INTRODUCTION
- A key dimension of the active versus passive debate is managers' ability to consistently deliver above-average returns over multiple time periods. Persistence in performance is one of many possible ways to differentiate skill from luck.
- In this report, we measure the performance persistence of active funds in Brazil, Chile, and Mexico that outperformed their peers over consecutive three- and five-year periods. We also analyze how their performance ranking transitioned over subsequent periods.
SUMMARY OF RESULTS
Brazil
- Top performers in the fixed income fund categories showed better chances than equity categories to remain in the top quartile over three years (see Report 1).
- Report 2 highlights the inability of top-performing equity fund managers to consistently repeat success in subsequent years. Large-cap fund managers showed the least persistence—by the fourth year none of them remained in the top quartile.
- Within the Brazil Corporate Bond Funds category, only 15% were able to maintain consistent outperformance for five years in a row. Brazil Government Bond Fund managers had somewhat better results; 22% of them delivered consistent outperformance for five years in a row (see Report 2).
- The five-year transition matrix (see Report 5) highlights the Brazil Equity Fund and Brazil Government Bond Fund categories. The chance of a winning fund remaining in the top quartile after five one-year periods was lower than the chance of it liquidating.
- More than half (57%) of the top-quartile funds in the Brazil Corporate Bond Funds category remained in the top quartile, and the rest were merged or liquidated by the end of the five-year period (see Report 5).
Chile
- Report 2 shows a lack of persistence among equity managers in Chile—only 20% of top performing funds in the first 12-month period repeated their outperformance after three years. None of the top-performing funds persisted in the subsequent periods.

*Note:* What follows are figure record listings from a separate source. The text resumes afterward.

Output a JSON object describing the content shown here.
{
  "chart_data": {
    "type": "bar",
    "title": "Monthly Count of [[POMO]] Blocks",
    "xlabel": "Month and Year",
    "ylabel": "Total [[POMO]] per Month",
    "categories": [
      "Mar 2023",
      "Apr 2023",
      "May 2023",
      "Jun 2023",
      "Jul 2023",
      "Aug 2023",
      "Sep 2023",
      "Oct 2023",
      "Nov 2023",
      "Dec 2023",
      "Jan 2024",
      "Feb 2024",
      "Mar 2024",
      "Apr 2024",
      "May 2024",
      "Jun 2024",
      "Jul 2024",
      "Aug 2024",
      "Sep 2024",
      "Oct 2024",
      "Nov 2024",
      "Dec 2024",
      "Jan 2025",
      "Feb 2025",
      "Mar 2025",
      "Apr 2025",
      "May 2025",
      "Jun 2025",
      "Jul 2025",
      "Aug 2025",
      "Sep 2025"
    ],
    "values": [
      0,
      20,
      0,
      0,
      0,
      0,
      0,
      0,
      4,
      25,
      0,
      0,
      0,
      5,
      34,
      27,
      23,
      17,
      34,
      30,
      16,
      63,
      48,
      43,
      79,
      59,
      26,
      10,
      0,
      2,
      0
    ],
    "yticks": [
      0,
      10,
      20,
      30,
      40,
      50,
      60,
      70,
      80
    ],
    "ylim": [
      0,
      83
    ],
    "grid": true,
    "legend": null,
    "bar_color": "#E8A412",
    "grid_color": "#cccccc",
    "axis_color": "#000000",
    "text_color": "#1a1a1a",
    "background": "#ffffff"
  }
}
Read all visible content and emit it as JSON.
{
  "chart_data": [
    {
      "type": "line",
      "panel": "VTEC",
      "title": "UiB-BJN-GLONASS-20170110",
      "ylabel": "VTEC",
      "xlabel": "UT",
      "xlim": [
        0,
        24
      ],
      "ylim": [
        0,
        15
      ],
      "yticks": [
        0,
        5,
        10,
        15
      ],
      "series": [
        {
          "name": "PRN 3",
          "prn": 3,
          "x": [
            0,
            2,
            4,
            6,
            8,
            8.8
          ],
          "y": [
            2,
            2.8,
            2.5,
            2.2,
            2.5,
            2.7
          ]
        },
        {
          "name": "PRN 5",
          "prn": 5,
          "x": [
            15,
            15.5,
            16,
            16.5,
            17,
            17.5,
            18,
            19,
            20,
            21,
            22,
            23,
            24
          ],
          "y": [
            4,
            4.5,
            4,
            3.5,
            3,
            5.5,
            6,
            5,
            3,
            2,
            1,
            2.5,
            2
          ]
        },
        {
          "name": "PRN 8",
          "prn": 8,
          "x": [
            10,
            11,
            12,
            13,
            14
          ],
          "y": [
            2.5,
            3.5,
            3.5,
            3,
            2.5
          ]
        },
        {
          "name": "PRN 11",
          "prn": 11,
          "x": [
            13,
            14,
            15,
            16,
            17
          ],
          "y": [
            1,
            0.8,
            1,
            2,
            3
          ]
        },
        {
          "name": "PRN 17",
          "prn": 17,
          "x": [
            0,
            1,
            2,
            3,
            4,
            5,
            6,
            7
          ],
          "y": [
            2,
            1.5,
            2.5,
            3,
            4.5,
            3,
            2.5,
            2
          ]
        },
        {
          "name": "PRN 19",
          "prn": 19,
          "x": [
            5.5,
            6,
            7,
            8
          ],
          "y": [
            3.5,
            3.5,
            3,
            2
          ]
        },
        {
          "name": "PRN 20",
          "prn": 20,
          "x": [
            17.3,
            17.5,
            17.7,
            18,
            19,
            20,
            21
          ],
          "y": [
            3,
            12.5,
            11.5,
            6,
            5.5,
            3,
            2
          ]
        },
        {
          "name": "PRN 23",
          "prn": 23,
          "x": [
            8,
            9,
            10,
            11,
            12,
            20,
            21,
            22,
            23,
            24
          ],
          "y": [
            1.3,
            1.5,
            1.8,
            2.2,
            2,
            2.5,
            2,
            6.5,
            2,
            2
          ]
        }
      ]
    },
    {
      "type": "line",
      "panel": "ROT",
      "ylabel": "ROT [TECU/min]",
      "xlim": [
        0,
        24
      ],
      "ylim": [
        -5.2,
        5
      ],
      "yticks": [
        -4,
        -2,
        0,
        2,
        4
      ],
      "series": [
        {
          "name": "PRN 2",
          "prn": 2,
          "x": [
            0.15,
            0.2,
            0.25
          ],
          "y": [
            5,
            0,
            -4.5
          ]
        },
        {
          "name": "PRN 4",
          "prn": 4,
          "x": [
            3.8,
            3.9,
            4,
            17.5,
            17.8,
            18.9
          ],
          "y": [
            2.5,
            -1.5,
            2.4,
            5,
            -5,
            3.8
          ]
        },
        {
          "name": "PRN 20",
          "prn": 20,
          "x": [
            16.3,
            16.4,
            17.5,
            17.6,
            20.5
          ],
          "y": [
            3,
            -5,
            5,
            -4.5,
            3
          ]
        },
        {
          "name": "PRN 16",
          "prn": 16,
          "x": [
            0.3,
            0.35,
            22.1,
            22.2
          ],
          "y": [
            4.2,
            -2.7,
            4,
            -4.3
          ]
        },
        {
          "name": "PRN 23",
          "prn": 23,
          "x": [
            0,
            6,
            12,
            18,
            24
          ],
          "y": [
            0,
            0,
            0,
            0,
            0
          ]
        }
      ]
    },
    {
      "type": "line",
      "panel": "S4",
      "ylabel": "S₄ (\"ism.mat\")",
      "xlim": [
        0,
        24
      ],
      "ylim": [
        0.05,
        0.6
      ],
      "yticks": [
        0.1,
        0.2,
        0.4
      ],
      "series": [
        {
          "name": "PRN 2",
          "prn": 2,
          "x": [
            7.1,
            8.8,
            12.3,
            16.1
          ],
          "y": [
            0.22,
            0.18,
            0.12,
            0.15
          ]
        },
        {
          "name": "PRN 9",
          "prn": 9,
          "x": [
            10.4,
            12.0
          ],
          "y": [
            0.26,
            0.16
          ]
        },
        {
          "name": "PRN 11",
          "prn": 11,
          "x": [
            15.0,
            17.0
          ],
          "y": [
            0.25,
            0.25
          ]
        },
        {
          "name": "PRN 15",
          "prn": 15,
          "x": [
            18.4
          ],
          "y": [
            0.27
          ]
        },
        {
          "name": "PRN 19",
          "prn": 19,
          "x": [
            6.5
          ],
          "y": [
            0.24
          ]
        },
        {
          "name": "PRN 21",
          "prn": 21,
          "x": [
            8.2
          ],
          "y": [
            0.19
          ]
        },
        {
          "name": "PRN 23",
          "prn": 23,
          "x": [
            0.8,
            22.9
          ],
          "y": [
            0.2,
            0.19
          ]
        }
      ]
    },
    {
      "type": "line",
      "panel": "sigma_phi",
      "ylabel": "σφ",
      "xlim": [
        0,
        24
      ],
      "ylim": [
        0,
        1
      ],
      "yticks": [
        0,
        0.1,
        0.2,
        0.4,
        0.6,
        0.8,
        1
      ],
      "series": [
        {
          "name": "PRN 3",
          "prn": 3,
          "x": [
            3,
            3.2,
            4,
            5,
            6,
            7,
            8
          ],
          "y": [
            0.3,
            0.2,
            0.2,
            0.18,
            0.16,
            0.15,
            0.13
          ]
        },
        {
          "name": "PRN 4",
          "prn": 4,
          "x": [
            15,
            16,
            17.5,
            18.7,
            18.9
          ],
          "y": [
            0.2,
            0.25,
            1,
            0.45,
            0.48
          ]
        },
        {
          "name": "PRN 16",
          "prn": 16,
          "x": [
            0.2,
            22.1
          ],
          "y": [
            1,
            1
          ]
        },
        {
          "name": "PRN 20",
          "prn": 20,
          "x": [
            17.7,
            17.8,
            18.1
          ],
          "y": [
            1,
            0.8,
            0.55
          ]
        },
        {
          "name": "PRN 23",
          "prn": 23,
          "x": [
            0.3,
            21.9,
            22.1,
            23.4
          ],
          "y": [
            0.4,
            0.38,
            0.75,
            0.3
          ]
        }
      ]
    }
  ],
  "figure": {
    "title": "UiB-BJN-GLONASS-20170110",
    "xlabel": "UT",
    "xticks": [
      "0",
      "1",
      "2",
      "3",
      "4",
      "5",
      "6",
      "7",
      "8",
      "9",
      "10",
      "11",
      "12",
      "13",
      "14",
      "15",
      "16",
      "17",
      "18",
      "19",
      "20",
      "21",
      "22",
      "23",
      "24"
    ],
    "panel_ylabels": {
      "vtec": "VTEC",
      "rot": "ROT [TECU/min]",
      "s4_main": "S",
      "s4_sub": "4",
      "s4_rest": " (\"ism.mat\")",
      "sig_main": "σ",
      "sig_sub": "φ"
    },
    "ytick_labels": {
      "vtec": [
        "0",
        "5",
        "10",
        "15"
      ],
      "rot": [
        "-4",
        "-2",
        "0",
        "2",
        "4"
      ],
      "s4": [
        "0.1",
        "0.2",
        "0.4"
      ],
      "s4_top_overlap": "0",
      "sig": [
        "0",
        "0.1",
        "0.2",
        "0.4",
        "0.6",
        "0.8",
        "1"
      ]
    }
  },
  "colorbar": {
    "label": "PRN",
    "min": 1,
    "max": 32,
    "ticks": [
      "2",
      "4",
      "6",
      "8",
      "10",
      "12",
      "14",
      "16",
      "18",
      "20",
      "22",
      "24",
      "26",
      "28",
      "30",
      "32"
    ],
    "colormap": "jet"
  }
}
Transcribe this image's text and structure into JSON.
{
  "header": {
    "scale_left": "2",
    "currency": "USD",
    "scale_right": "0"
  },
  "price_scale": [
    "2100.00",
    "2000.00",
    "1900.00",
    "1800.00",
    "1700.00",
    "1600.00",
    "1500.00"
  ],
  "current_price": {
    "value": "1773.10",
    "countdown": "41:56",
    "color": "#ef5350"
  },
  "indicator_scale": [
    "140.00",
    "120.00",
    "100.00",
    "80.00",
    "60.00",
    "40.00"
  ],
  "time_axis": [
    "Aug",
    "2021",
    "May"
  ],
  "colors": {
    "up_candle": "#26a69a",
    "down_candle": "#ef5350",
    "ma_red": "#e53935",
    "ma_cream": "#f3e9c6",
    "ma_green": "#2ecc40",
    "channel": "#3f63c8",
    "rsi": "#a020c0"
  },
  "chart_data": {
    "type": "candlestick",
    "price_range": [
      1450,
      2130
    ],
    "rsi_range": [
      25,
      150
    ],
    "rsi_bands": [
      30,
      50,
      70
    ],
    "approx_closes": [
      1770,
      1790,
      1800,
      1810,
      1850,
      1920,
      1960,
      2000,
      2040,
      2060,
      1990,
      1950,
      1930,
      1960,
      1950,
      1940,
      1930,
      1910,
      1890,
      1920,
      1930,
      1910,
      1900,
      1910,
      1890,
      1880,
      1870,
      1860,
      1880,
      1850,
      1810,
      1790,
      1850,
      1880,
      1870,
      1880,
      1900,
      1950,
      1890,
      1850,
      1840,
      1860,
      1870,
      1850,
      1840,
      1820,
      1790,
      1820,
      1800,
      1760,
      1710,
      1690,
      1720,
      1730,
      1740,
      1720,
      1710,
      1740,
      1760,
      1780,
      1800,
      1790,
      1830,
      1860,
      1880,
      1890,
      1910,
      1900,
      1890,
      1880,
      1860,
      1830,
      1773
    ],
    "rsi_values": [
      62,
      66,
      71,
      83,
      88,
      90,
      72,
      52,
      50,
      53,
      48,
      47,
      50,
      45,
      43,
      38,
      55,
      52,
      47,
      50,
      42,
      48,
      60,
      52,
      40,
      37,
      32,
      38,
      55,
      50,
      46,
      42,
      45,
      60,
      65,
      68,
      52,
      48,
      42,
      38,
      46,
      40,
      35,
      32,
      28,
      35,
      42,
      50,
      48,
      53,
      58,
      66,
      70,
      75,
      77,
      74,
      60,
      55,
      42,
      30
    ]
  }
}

- Top-quartile managers' funds in the first period of the five-year transition matrix were more likely to be liquidated (67%) than to stay in the first quartile (22%) or move to lower quartiles (11%). Lack of resilience also characterized managers who started in the subsequent quartiles (see Report 5).
Mexico
- As observed in the SPIVA® Latin America Year-End 2020 Scorecard, Mexico had a higher rate of fund survivors than Brazil and Chile in the three-year and five-year periods. Reports 3, 4, 5, and 6 show that Mexican funds had a lower chance of being shut down than Brazilian and Chilean funds.
- The five-year performance persistence test (see Report 2) shows that top-quartile managers had difficulty replicating their outperformance in subsequent years. After one year, just 36% of managers remained in the top quartile, and by the end of year two, none remained.
- Report 5 shows that top-quartile managers in the first five-year period survived in the second five-year period; however, they were more likely to move to quartile three or four than remain in the top.